Africa-Press – CentrAfricaine. Un exploitant d’or de Ndachima a perdu trente millions de francs CFA lors d’une descente nocturne des mercenaires russes. Kidnappé puis transféré à Bangui, il a passé six semaines derrière les barreaux à l’OCRB avant d’être libéré.

Le 18 septembre 2025, aux alentours de minuit, des mercenaires russes débarquent dans son bureau de chantier à Ndachima, soixantaine de kilomètres de Bambari. Ils l’embarquent sans ménagement, fouillent les lieux de fond en comble. Ils repartent avec plus de trente millions de francs CFA, une trentaine de téléphones appartenant à ses ouvriers, et une quantité considérable d’or. L’homme, que nous appellerons Adamou pour protéger son identité, est aussitôt jeté dans un conteneur métallique par les russes durant près d’une semaine.

Pendant cinq jours entiers, il reste enfermé dans ce conteneur sans recevoir la moindre nourriture. On ne lui donne que de l’eau. Cette privation l’affaiblit considérablement, mais personne ne semble s’en soucier. Au bout de 5 jours, les mercenaires décident de le transférer vers la capitale.

C’est par hélicoptère qu’il est acheminé à Bangui. Dès son arrivée, il est conduit directement à l’Office central pour la répression du banditisme. C’est là, pour la première fois depuis son arrestation, qu’on lui donne enfin à manger. Son calvaire carcéral ne fait pourtant que commencer.

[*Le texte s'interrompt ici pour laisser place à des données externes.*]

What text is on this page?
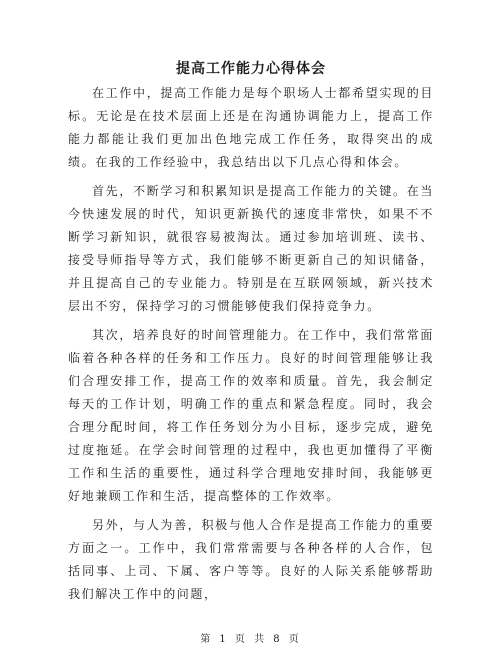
提高工作能力心得体会

在工作中，提高工作能力是每个职场人士都希望实现的目标。无论是在技术层面上还是在沟通协调能力上，提高工作能力都能让我们更加出色地完成工作任务，取得突出的成绩。在我的工作经验中，我总结出以下几点心得和体会。

首先，不断学习和积累知识是提高工作能力的关键。在当今快速发展的时代，知识更新换代的速度非常快，如果不不断学习新知识，就很容易被淘汰。通过参加培训班、读书、接受导师指导等方式，我们能够不断更新自己的知识储备，并且提高自己的专业能力。特别是在互联网领域，新兴技术层出不穷，保持学习的习惯能够使我们保持竞争力。

其次，培养良好的时间管理能力。在工作中，我们常常面临着各种各样的任务和工作压力。良好的时间管理能够让我们合理安排工作，提高工作的效率和质量。首先，我会制定每天的工作计划，明确工作的重点和紧急程度。同时，我会合理分配时间，将工作任务划分为小目标，逐步完成，避免过度拖延。在学会时间管理的过程中，我也更加懂得了平衡工作和生活的重要性，通过科学合理地安排时间，我能够更好地兼顾工作和生活，提高整体的工作效率。

另外，与人为善，积极与他人合作是提高工作能力的重要方面之一。工作中，我们常常需要与各种各样的人合作，包括同事、上司、下属、客户等等。良好的人际关系能够帮助我们解决工作中的问题，

第 1 页 共 8 页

Un mois et demi s’écoule dans les cellules de l’OCRB. Les policiers finissent par le relâcher, lui expliquant que son or et son argent ont été déposés au ministère des Mines. Selon eux, quinze millions de francs CFA l’y attendent. Soulagé mais méfiant, il se rend au ministère dès le lendemain de sa libération.

À la brigade minière, on lui présente effectivement vingt-huit téléphones. Chacun porte le nom d’un employé, car ces appareils appartenaient à ses ouvriers qui les déposaient dans son bureau pendant les heures de travail. Certains y laissaient également leurs économies pour plus de sécurité. Mais l’argent promis reste introuvable.

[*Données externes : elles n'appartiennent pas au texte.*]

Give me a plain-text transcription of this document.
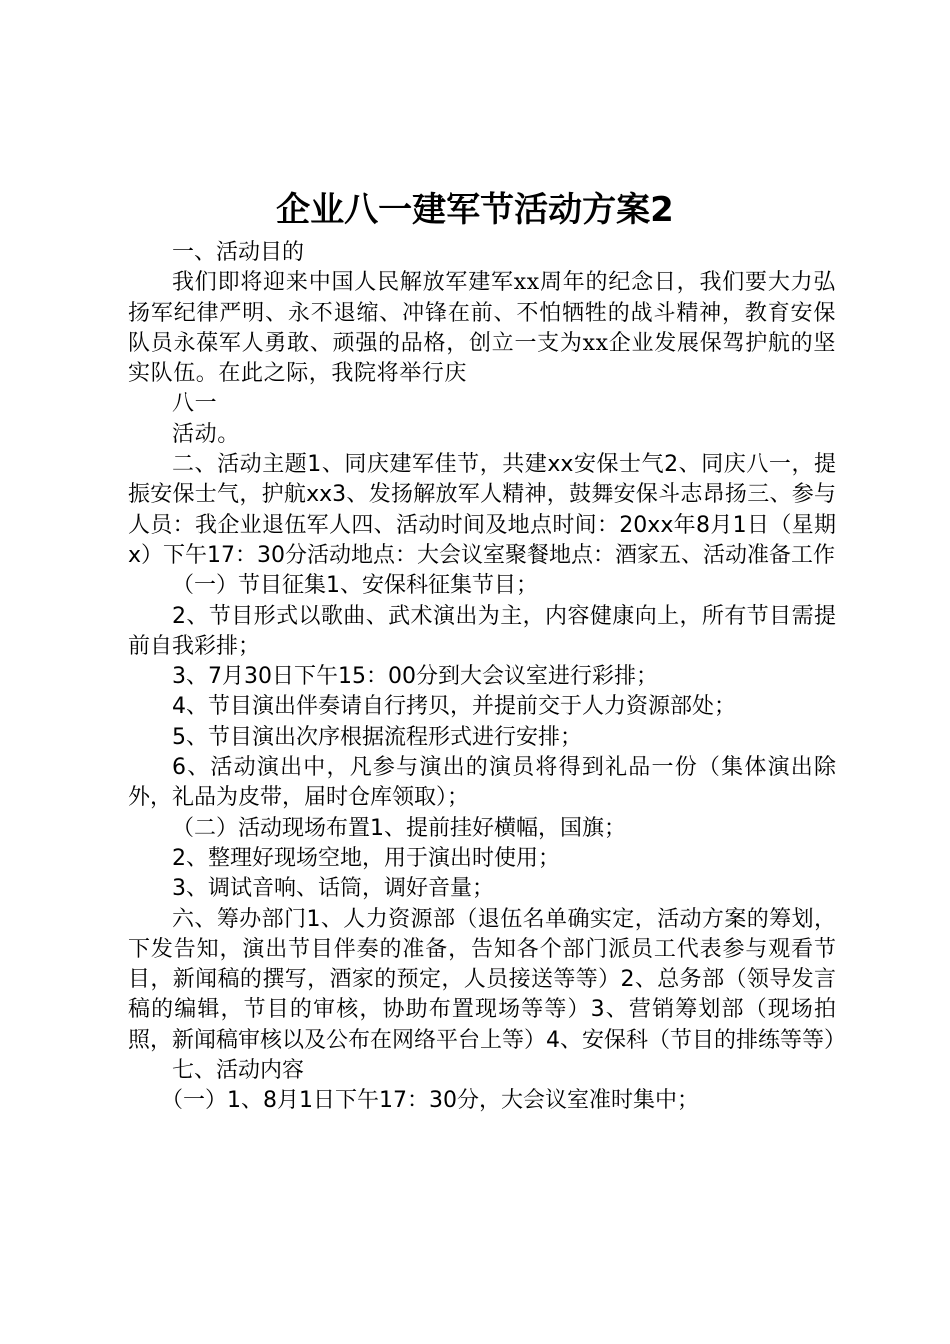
企业八一建军节活动方案2

一、活动目的

我们即将迎来中国人民解放军建军xx周年的纪念日，我们要大力弘扬军纪律严明、永不退缩、冲锋在前、不怕牺牲的战斗精神，教育安保队员永葆军人勇敢、顽强的品格，创立一支为xx企业发展保驾护航的坚实队伍。在此之际，我院将举行庆

八一

活动。

二、活动主题1、同庆建军佳节，共建xx安保士气2、同庆八一，提振安保士气，护航xx3、发扬解放军人精神，鼓舞安保斗志昂扬三、参与人员：我企业退伍军人四、活动时间及地点时间：20xx年8月1日（星期x）下午17：30分活动地点：大会议室聚餐地点：酒家五、活动准备工作

（一）节目征集1、安保科征集节目；

2、节目形式以歌曲、武术演出为主，内容健康向上，所有节目需提前自我彩排；

3、7月30日下午15：00分到大会议室进行彩排；

4、节目演出伴奏请自行拷贝，并提前交于人力资源部处；

5、节目演出次序根据流程形式进行安排；

6、活动演出中，凡参与演出的演员将得到礼品一份（集体演出除外，礼品为皮带，届时仓库领取）；

（二）活动现场布置1、提前挂好横幅，国旗；

2、整理好现场空地，用于演出时使用；

3、调试音响、话筒，调好音量；

六、筹办部门1、人力资源部（退伍名单确实定，活动方案的筹划，下发告知，演出节目伴奏的准备，告知各个部门派员工代表参与观看节目，新闻稿的撰写，酒家的预定，人员接送等等）2、总务部（领导发言稿的编辑，节目的审核，协助布置现场等等）3、营销筹划部（现场拍照，新闻稿审核以及公布在网络平台上等）4、安保科（节目的排练等等）

七、活动内容

（一）1、8月1日下午17：30分，大会议室准时集中；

Des deux cents quelques grammes d’or officiellement restitués au ministère, rien ne correspond à la quantité réellement saisie par ces criminels de Poutine. Les quinze millions évoqués par les policiers demeurent jusqu’à ce jour invisibles. L’écart entre ce qui a été pris et ce qui est censé lui revenir reste béant, sans aucune explication.

Rappelons que Adamou exploite ce filon aurifère depuis 2009. Il travaille exclusivement dans l’eau, laissant les collines et la terre ferme aux Russes. Son activité n’empiétait sur personne, ne gênait aucune opération. Il employait des journaliers, leur fournissait des outils, les nourrissait correctement et les payait honnêtement.

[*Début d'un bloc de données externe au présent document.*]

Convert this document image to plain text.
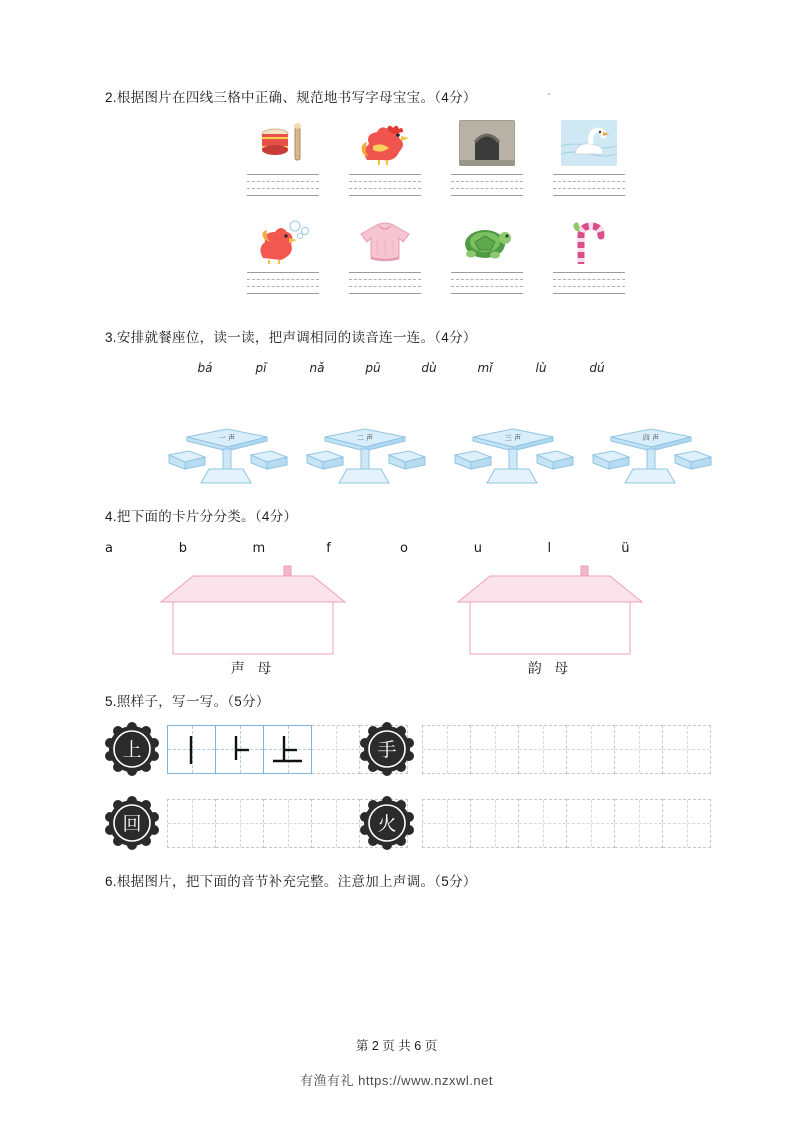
2.根据图片在四线三格中正确、规范地书写字母宝宝。（4分）

3.安排就餐座位，读一读，把声调相同的读音连一连。（4分）

bá	pī	nǎ	pū	dù	mǐ	lù	dú
一 声	二 声	三 声	四 声

4.把下面的卡片分分类。（4分）

a	b	m	f	o	u	l	ü
声 母	韵 母

5.照样子，写一写。（5分）

上	手
回	火

6.根据图片，把下面的音节补充完整。注意加上声调。（5分）

第 2 页 共 6 页
有渔有礼 https://www.nzxwl.net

Pourquoi cette descente nocturne alors? Aucune explication ne lui a été fournie. Pas d’accusations formelles, pas de motifs invoqués, rien du tout. Juste un braquage criminel en règle.

Aujourd’hui, cet homme qui faisait vivre plusieurs familles erre dans Bangui sans un franc en poche. Les mercenaires ont empoché l’essentiel de ses avoirs. Le ministère fait la sourde oreille à ses réclamations. L’argent s’est volatilisé quelque part entre Ndachima et les bureaux administratifs de la capitale.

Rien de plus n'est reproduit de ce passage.